Cádiz está enfrente.
Y Rota está hacia afuera, tirando a poniente, en una punta que avanza donde remata la bahía.
Tiene dos playas. La una cara a Cádiz; la otra cara al Atlántico.
Desde media legua antes de llegar al pueblo, viniendo de tierra adentro, es una gloria respirar fuerte y sentir en los pulmones aquel aire siempre sano oliendo a mariscos frescos. Y si pudiera mirarse desde el cielo, confundiríamos sus casas con las palomas blancas de los tejados y las espumas densas de las playas.
“Era un periodista ortodoxo que nunca llegaba tardíamente al tema […] Tenía una ética del pensar y una ética de la expresión”
Sobre todo de la playa que mira al Atlántico. La que junta con la nave de la iglesia, el vino tintilla y los tomates y las calabazas, forman las excelencias del pueblo.
Hay otra excelencia más. Las caras de las mujeres.
Casi todas se llaman Rosario y lo rezan todas las noches.
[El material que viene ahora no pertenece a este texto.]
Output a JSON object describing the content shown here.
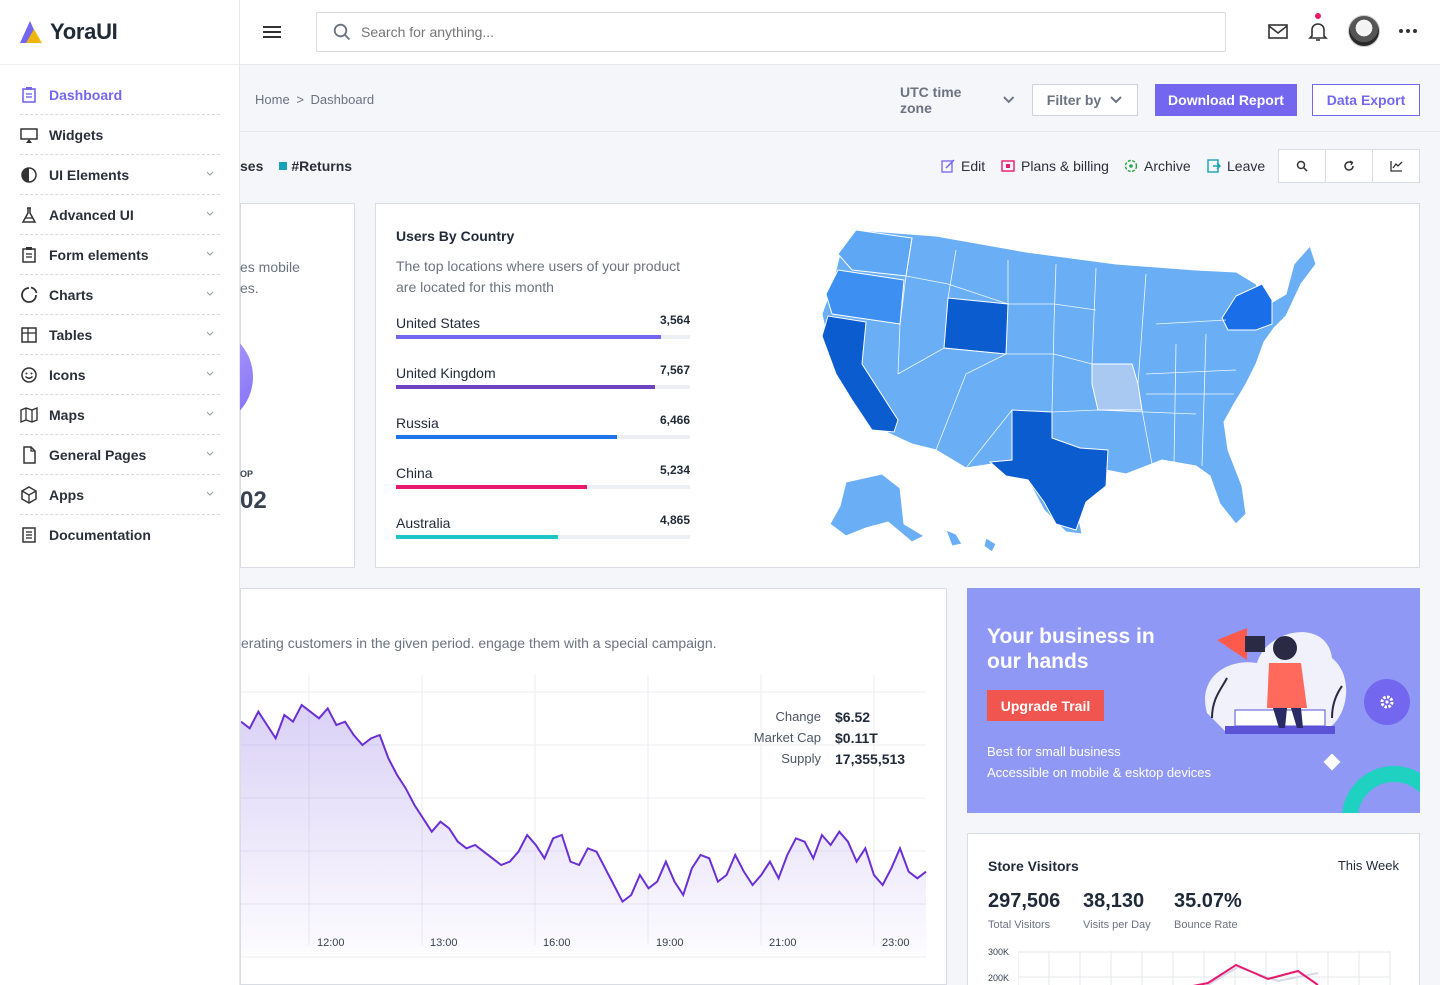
{
  "brand": {
    "name": "YoraUI"
  },
  "sidebar": {
    "items": [
      {
        "label": "Dashboard",
        "icon": "clipboard-icon",
        "active": true,
        "chevron": false
      },
      {
        "label": "Widgets",
        "icon": "monitor-icon",
        "chevron": false
      },
      {
        "label": "UI Elements",
        "icon": "contrast-icon",
        "chevron": true
      },
      {
        "label": "Advanced UI",
        "icon": "flask-icon",
        "chevron": true
      },
      {
        "label": "Form elements",
        "icon": "form-icon",
        "chevron": true
      },
      {
        "label": "Charts",
        "icon": "chart-ring-icon",
        "chevron": true
      },
      {
        "label": "Tables",
        "icon": "table-icon",
        "chevron": true
      },
      {
        "label": "Icons",
        "icon": "smiley-icon",
        "chevron": true
      },
      {
        "label": "Maps",
        "icon": "map-icon",
        "chevron": true
      },
      {
        "label": "General Pages",
        "icon": "file-icon",
        "chevron": true
      },
      {
        "label": "Apps",
        "icon": "cube-icon",
        "chevron": true
      },
      {
        "label": "Documentation",
        "icon": "document-icon",
        "chevron": false
      }
    ]
  },
  "topbar": {
    "search_placeholder": "Search for anything..."
  },
  "breadcrumb": {
    "home": "Home",
    "sep": ">",
    "current": "Dashboard"
  },
  "header": {
    "timezone": "UTC time zone",
    "filter": "Filter by",
    "download": "Download Report",
    "export": "Data Export"
  },
  "subbar": {
    "legend_fragment": "ses",
    "legend_returns": "#Returns",
    "actions": {
      "edit": "Edit",
      "plans": "Plans & billing",
      "archive": "Archive",
      "leave": "Leave"
    }
  },
  "left_card": {
    "text_line1": "es mobile",
    "text_line2": "es.",
    "small_label": "OP",
    "big_value": "02"
  },
  "users_by_country": {
    "title": "Users By Country",
    "subtitle": "The top locations where users of your product are located for this month",
    "countries": [
      {
        "name": "United States",
        "value": "3,564",
        "pct": 0.9,
        "color": "#7367f0"
      },
      {
        "name": "United Kingdom",
        "value": "7,567",
        "pct": 0.88,
        "color": "#6f42c1"
      },
      {
        "name": "Russia",
        "value": "6,466",
        "pct": 0.75,
        "color": "#1e74e8"
      },
      {
        "name": "China",
        "value": "5,234",
        "pct": 0.65,
        "color": "#e6196f"
      },
      {
        "name": "Australia",
        "value": "4,865",
        "pct": 0.55,
        "color": "#20c5c5"
      }
    ]
  },
  "activity_chart": {
    "subtitle": "erating customers in the given period. engage them with a special campaign.",
    "stats": [
      {
        "label": "Change",
        "value": "$6.52"
      },
      {
        "label": "Market Cap",
        "value": "$0.11T"
      },
      {
        "label": "Supply",
        "value": "17,355,513"
      }
    ],
    "x_labels": [
      "12:00",
      "13:00",
      "16:00",
      "19:00",
      "21:00",
      "23:00"
    ]
  },
  "promo": {
    "title": "Your business in our hands",
    "button": "Upgrade Trail",
    "line1": "Best for small business",
    "line2": "Accessible on mobile & esktop devices"
  },
  "store_visitors": {
    "title": "Store Visitors",
    "period": "This Week",
    "stats": [
      {
        "value": "297,506",
        "label": "Total Visitors"
      },
      {
        "value": "38,130",
        "label": "Visits per Day"
      },
      {
        "value": "35.07%",
        "label": "Bounce Rate"
      }
    ],
    "y_labels": [
      "300K",
      "200K"
    ]
  },
  "chart_data": {
    "type": "area",
    "x_tick_labels": [
      "12:00",
      "13:00",
      "16:00",
      "19:00",
      "21:00",
      "23:00"
    ],
    "series": [
      {
        "values": [
          62,
          58,
          68,
          60,
          52,
          66,
          62,
          72,
          68,
          64,
          70,
          60,
          62,
          54,
          48,
          52,
          54,
          40,
          30,
          22,
          12,
          4,
          -4,
          2,
          -2,
          -10,
          -14,
          -12,
          -16,
          -20,
          -24,
          -22,
          -16,
          -6,
          -12,
          -20,
          -8,
          -6,
          -22,
          -24,
          -14,
          -16,
          -26,
          -36,
          -46,
          -42,
          -30,
          -38,
          -34,
          -22,
          -34,
          -42,
          -26,
          -18,
          -20,
          -34,
          -30,
          -18,
          -28,
          -36,
          -30,
          -22,
          -32,
          -18,
          -8,
          -10,
          -20,
          -6,
          -12,
          -4,
          -10,
          -22,
          -14,
          -30,
          -36,
          -26,
          -14,
          -28,
          -32,
          -28
        ]
      }
    ]
  }
}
Usan vestidos claros, toquillas granates, ojos castaños, cabellos negros y claveles de todos los colores.
¿Son contrahechos? -le pregunté a una niña un día, aludiendo a una media docena que llevaba detrás de la oreja.
– Contrahecho está usté, me respondió.
– Pues a los pies de usted, mocita…
– A mis pie no quiero estorbo.
– Pues entonces a sus órdenes.
– Tampoco… Todavía no tengo mando.
– ¿Quiere usted que yo se lo dé?
– ¡Qué disparate!
– ¿Por qué?
– Porque iba usté a sé muy desgrasiao…
– Y a usted le daría pena, ¿verdad niña?
– Tanto como eso no diré… Pero…
– Vaya unos ojos bonitos…
– ¿Qué dice usté?
– Que sí; que tiene mucha razón en lo que iba usted diciendo.
– Ya lo creo… ¡Y tanta!
– Parecen dos pensamientos a la sombra de un rosal.
– En invierno…
– Como usted quiera: esas son rosas que no pierden nada con los cambios de estación.
– ¿De vera? Pues en la estación debía estar usté de procurá un destino porque esta usté que ni sembrao para telegrafista.
– ¿Quiere usted que le ponga un telegrama?
– ¿Desde dónde?
– Desde Montevideo.
– Ah… ¿Pero es verdá lo que dicen de que usté se va para América?
– Pronto.
– ¡Ay qué pena! ¿Y por qué hace usté eso?
(Yo me encogí de hombros y miré al suelo)
– Qué quiere usted… La vida… Se murió todo el mundo en mi casa… Los pinares los vendí… Las viñas me las quitaron… Los cañaverales salieron ardiendo… (luego arqueé las cejas y extendí los brazos) ¿Cree usted que esto tiene compostura?
– No. Ni usted tampoco.
– ¿Por qué Rosario?
– Toma, toma… Porque conozco sus gracias de usté y ya no me asusto de nada.
– ¿A qué se asusta usted de una cosa que la voy a decir?
– Pero antes conteste usté a esto: ¿qué va usté hacé ayí?
– ¿Dónde?
– En América,
– Lo primero, ponerla a usted el telegrama.
– ¿Para qué?
– Para decirla que jamás la olvidaré… Que será mi sueño… Que será mi aliento… Que algún día venturoso volveré a verla.
– Pero… ¿A quién?
– …a la playa que mira al Atlántico. ¿A quién va a ser? (Hubo una pausa larga).
– Adiós, Rosario. (Y al seguir yo mi camino, la niña quedó pensando: ¡Qué pena, qué pena!). Y la playa también lo decía con el murmurio sordo de un oleaje manso.